CFM51050 - Derivative contracts: the matters and computational rules: 'fairly represents'

CTA09/S595(3) (before amendment by F(2)A15)

This page of guidance only applies for company periods of account beginning before 1 January 2016.

Amounts fairly representing profits or losses

Under CTA09/S307, as it stood before amendment by F(2)A15, the amounts to be brought into account as credits and debits for tax purposes were those which ‘when taken together, fairly represent for the accounting period in question’:

  • all the profits or losses of the company which arise from its derivative contracts and related transactions; and
  • all expenses incurred for the purposes of those contracts and transactions.

(After the F(2)A15 revisions these have become the “matters” set out in S594A - see CFM51032.

Fairly Represents

The use of the formulation ‘fairly represents’ in S595(3), as it stood before amendment by F(2)A was a matter of some controversy. One view, generally taken by HMRC was that the ‘fairly represents’ rule was a ‘general principle’ that meant that the accounts did not necessarily have to be followed in all cases. The ‘fairly represents’ rule, was seen as capable of taking precedence over the accounting treatment.

It was argued that, important as the company’s accounts are, they do not provide the last word on the tax treatment of a company’s derivative contracts. CTA09/S595(3) imposes an additional requirement - the credits and debits to be brought into account must, when taken together, ‘fairly represent’ the company’s profits or losses on its derivative contracts.

It was not considered that the reference to “fairly represents” meant that it was possible arbitrarily to set aside the accounts in any case where the treatment accorded to a derivative contract appears - either to HMRC or to the taxpayer - to give an unfair tax result. However, it was argued that the reference to “fairly represents” imposed certain limitations to the ‘follow the accounts’ approach.

Rather the argument was that the requirement was that the credits or debits must be those that, taken together, represent a profit or loss of the company, as the terms ‘profit’ or ‘loss’ are generally understood. For example, a company may transfer an in-the-money derivative contract to its parent company as a dividend-in-specie.

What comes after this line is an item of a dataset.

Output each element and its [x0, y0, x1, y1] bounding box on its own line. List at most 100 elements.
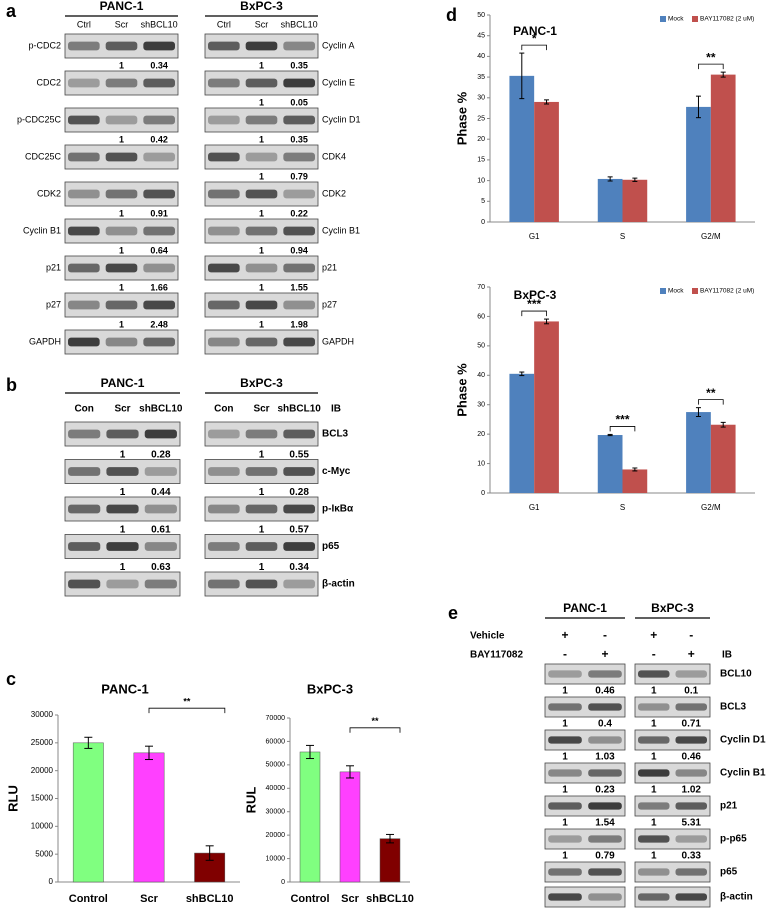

This is reflected as a debit in the accounts. But even if the debit appears in one of the statements listed at CTA09/S597(1), it does not fairly represent any ‘loss’ of the company - rather, it is a distribution of profits already made. The debit cannot be deducted under CTA09/Part 7.

The alternative interpretation was that the requirement that debits and credits should fairly represent those matters was no more than a means of identifying the debits and credits to be taken into account.

It is arguably consistent with both views that where a debit or credit in a company’s accounts bundles together items that related to a derivative contract and something else, arising from the context of a transaction or instrument, those amounts should be capable of analysis into amounts that do fairly represent the derivative contracts matters and are taken into account under CTA09/PT7 and those which do not and therefore do not fall to be taken into account.

To fall within CTA09/PT7, the profit or loss must relate to the company’s derivative contracts, and not to some other matter. For example, a company using a derivative contract as a hedge of interest rates may show, as one line of its published accounts, a composite of the interest payable (or receivable) and amounts payable or receivable under the hedging derivative. In many cases it will not be necessary to identify separately ‘loan relationships’ and ‘derivative contracts’ credits and debits; amounts relating to both will be taxed under CTA09/PT5, or PT3 if trading amounts. But where it is necessary, the legislation sanctions looking below the surface of the accounts to pick out those credits or debits that together make up the derivative contract profit or loss.